Amid speculation that Solvency II could be delayed until 2014, StrategicRISK investigates the risk management benefits of Europe's new capital regime for insurance companies

News that EU member states agreed a proposal that could delay Solvency II until 2014 triggered fresh interest in the changes that the new risk based capital regime could introduce to the European insurance market.

As it currently stands, Solvency II is due to come into force in early 2013 and most commentators hope it will help underline the importance of risk management at board level in some of the biggest insurance companies in the world.

Alex Hindson, head of group risk at the insurer Amlin and chairman of the Institute of Risk Management (IRM), said that “Solvency II frames the status and mandate for the risk function."

"It’s a pretty good driver for ERM,” he added. "Because the regulators want to see management decisions and business plans being based on risk information.”

“Unless you can demonstrate that you have genuinely efficient processes with the right level of risk management, Solvency II will hit you with higher capital adequacy requirement,” added Tony Armour director of business process solutions at DST Global Solutions.

"Suddenly there is an economic imperative at board level to improve efficiency and risk management practice."

Armour clearly believes Solvency II will promote risk management and improve efficiency in the insurance industry. “Many insurance companies have hugely complex and inefficient operating environments.
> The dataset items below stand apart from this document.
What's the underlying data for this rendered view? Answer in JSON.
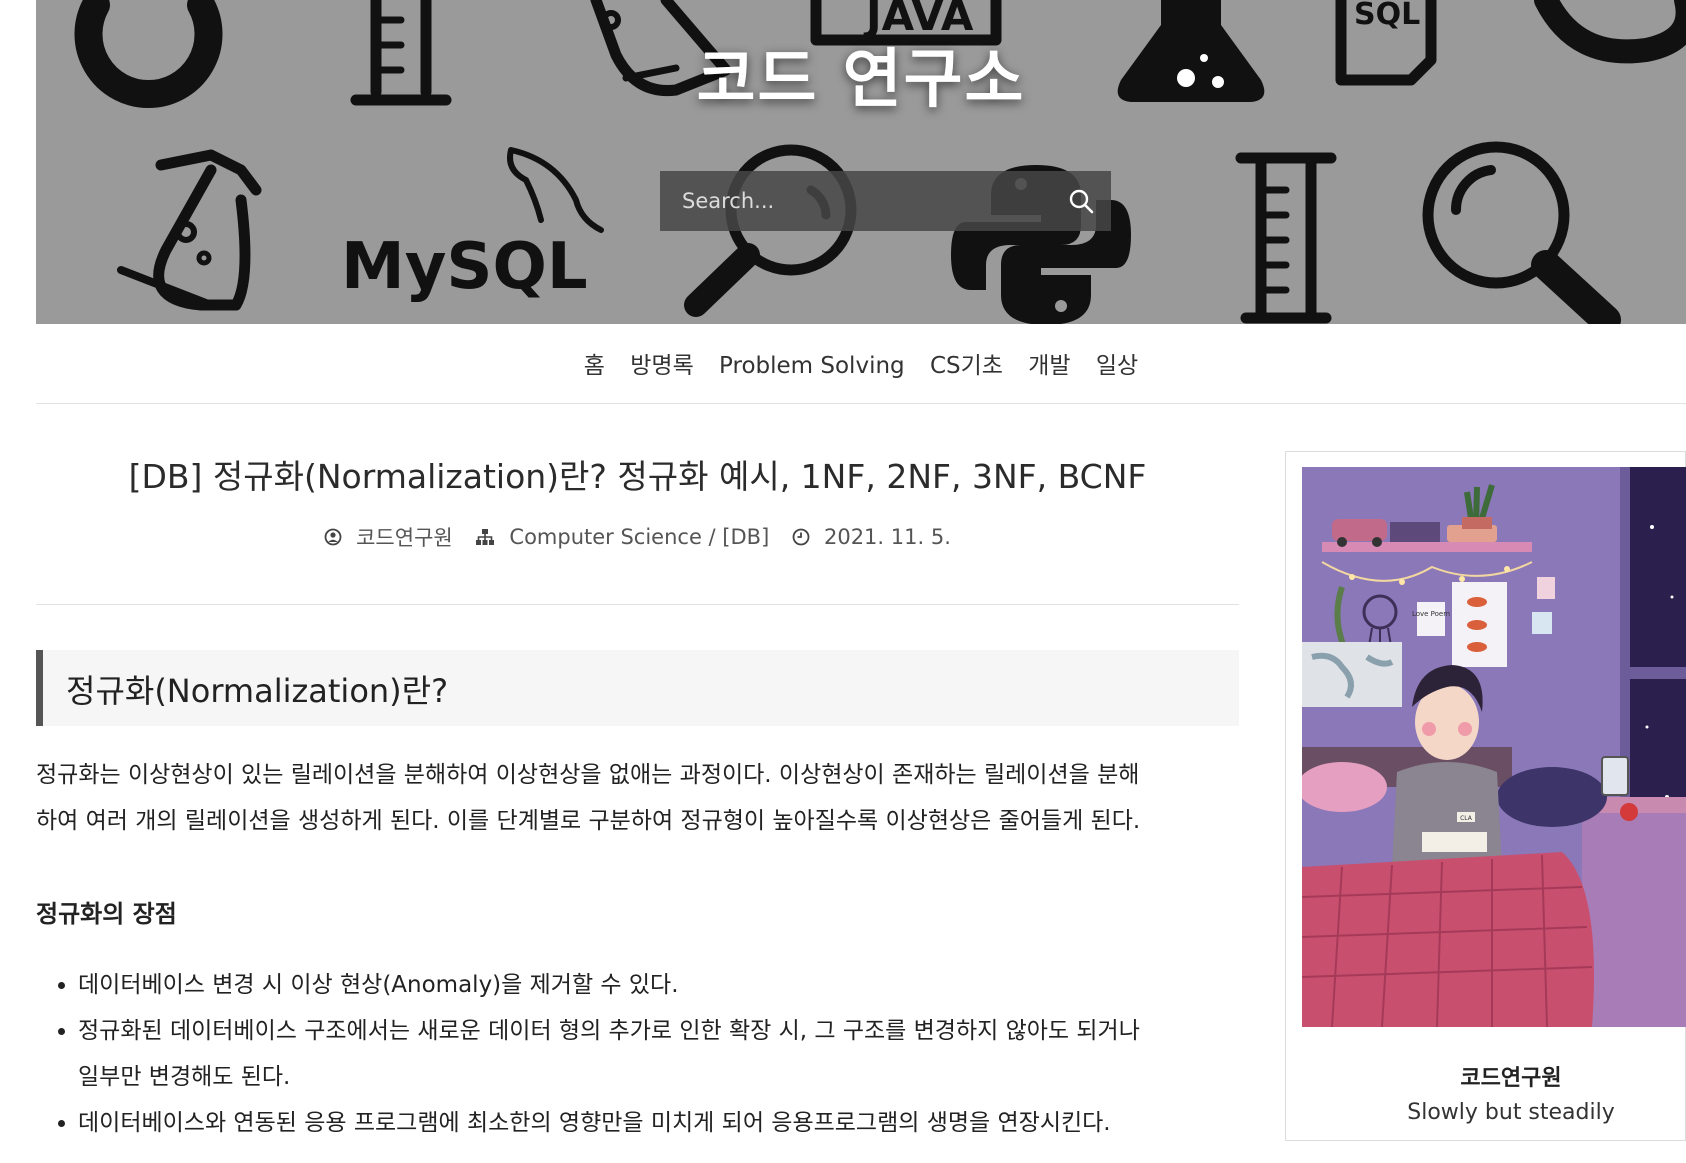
{
  "site": {
    "title": "코드 연구소",
    "search_placeholder": "Search...",
    "banner_text": [
      "JAVA",
      "SQL",
      "MySQL"
    ]
  },
  "nav": {
    "items": [
      "홈",
      "방명록",
      "Problem Solving",
      "CS기초",
      "개발",
      "일상"
    ]
  },
  "post": {
    "title": "[DB] 정규화(Normalization)란? 정규화 예시, 1NF, 2NF, 3NF, BCNF",
    "author": "코드연구원",
    "category": "Computer Science / [DB]",
    "date": "2021. 11. 5.",
    "section_heading": "정규화(Normalization)란?",
    "intro_line1": "정규화는 이상현상이 있는 릴레이션을 분해하여 이상현상을 없애는 과정이다. 이상현상이 존재하는 릴레이션을 분해",
    "intro_line2": "하여 여러 개의 릴레이션을 생성하게 된다. 이를 단계별로 구분하여 정규형이 높아질수록 이상현상은 줄어들게 된다.",
    "advantages_heading": "정규화의 장점",
    "advantages": [
      "데이터베이스 변경 시 이상 현상(Anomaly)을 제거할 수 있다.",
      "정규화된 데이터베이스 구조에서는 새로운 데이터 형의 추가로 인한 확장 시, 그 구조를 변경하지 않아도 되거나\n일부만 변경해도 된다.",
      "데이터베이스와 연동된 응용 프로그램에 최소한의 영향만을 미치게 되어 응용프로그램의 생명을 연장시킨다."
    ]
  },
  "profile": {
    "name": "코드연구원",
    "description": "Slowly but steadily",
    "illustration_text": [
      "Love Poem",
      "CLA"
    ]
  },
  "colors": {
    "banner_bg": "#9a9a9a",
    "heading_bar": "#555555",
    "heading_bg": "#f6f6f6",
    "illus_wall": "#8b78b8",
    "illus_bed": "#c94f6f"
  }
}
Solvency II will improve the efficiency of these operations and the way companies manage risk.”

Insurance companies might even use Solvency II as a way to market and brand their products. “Solvency II compliance could give many organisations a line of marketing that they should exploit,” said Armour.
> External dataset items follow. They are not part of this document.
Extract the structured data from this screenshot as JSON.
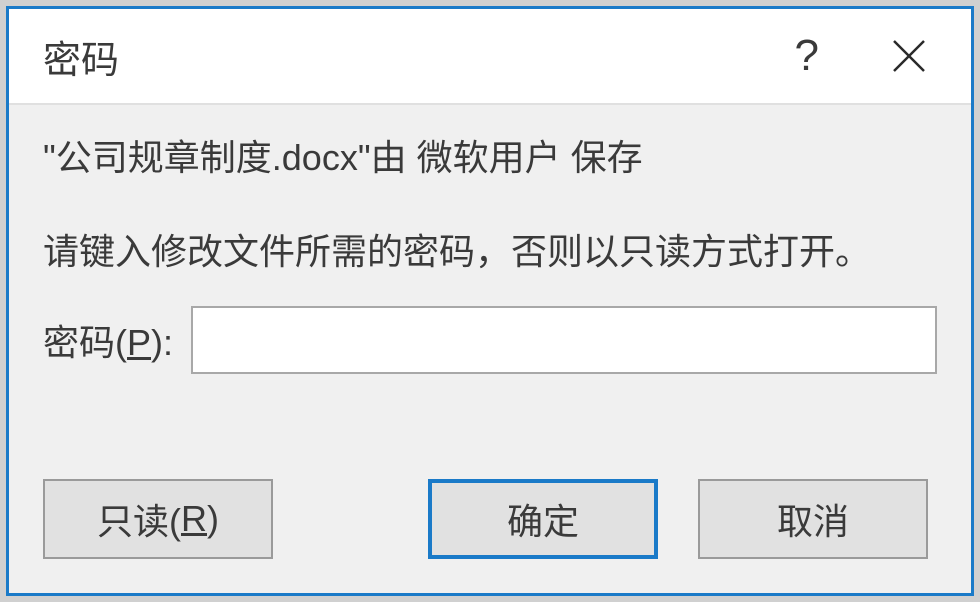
{
  "titlebar": {
    "title": "密码",
    "help": "?",
    "close": "×"
  },
  "body": {
    "file_info": "\"公司规章制度.docx\"由 微软用户 保存",
    "instruction": "请键入修改文件所需的密码，否则以只读方式打开。",
    "password_label_prefix": "密码(",
    "password_label_key": "P",
    "password_label_suffix": "):",
    "password_value": ""
  },
  "buttons": {
    "readonly_prefix": "只读(",
    "readonly_key": "R",
    "readonly_suffix": ")",
    "ok": "确定",
    "cancel": "取消"
  }
}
He added that Solvency II could bring with it improved efficiency and customer service. “You’re going to see customer migration towards companies that have a better level of customer service”.

Hindson reinforced the point that Solvency II could make some insurance companies more competitive. “If you do get internal model approval it will look good when you talk to the credit rating agencies” he said. “There is a commercial benefit from getting internal model approval. You avoid diverting capital into non-productive activity when it could be writing more business."

In other words, the lower capital requirements that come with an internal model could mean that some insurance companies have more capital available to do business.

Solvency II will overhaul the insurance industry with possible price fluctuations as capacity levels change. But the renewed emphasis on risk management that it also encourages could be an extremely positive thing for risk managers (both inside and outside of the financial services sector).